Many of the group organizers I know have stepped down from the position and some groups have disbanded off of Meetup and chosen another online venue instead to reform under.

You know, $15.00 - $20.00 a year is a reasonable amount to seek for forming groups, if the service provided some real services and benefits that weren't provided by several other existing free or nearly free services, but I can't imagine what services would be worth over $230.00 a year. We're talking higher fees than most ISPs charge for internet connection - and that's a tangible service.

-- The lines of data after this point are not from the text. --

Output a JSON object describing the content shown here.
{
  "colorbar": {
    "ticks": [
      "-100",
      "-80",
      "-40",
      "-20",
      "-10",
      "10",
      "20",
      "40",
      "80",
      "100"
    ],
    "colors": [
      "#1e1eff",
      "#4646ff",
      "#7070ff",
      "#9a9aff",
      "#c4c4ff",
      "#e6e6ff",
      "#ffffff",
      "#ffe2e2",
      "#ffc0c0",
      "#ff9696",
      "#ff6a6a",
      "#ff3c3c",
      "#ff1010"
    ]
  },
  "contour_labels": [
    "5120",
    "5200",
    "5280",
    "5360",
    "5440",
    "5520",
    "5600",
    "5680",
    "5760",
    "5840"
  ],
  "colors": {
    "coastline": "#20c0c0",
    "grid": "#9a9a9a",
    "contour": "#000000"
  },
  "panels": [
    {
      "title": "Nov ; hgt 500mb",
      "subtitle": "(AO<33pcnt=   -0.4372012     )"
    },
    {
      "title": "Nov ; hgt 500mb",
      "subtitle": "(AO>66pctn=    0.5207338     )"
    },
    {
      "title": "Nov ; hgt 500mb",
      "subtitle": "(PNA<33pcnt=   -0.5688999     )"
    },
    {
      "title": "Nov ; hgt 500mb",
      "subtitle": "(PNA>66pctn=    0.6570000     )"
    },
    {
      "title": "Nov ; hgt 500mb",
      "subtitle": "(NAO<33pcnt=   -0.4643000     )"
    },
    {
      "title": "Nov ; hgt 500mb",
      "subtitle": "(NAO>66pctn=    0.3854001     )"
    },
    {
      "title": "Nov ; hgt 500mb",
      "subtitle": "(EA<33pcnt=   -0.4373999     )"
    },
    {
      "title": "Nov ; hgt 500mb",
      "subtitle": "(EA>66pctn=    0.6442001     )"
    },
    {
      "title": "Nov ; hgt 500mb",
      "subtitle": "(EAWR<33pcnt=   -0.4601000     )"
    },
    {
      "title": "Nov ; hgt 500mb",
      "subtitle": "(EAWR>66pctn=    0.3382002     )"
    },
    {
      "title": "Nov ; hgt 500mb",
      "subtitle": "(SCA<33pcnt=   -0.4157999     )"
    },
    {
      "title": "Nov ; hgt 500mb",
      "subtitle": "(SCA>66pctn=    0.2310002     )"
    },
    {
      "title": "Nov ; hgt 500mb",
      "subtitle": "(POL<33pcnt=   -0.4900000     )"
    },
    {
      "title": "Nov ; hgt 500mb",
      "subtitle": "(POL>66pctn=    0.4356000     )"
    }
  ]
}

The real lesson here for us at the Cracked Cauldron is to be sure that our prices reflect the tangible real services we provide. It's more than the really good and tasty food we'll be offering: meeting space, courteous and prompt service, cleanliness, comfort, entertainment, and the good feelings that come from giving back to the community in tangible ways (feeding the homeless, providing resources for the homeless, supporting local farmers, artists and performers through buying locally, and providing a venue for local artists and performers).

We can charge slightly higher prices on our food for these tangible and real services. But we can't go overboard. In our dollar-savy society, with consumers pinched by ever increasing fees and taxes, it's a fine balance between what we offer and what our customers will tolerate.

We can justify our prices. And as long as we can continue to justify our prices, our customers will willingly pay them.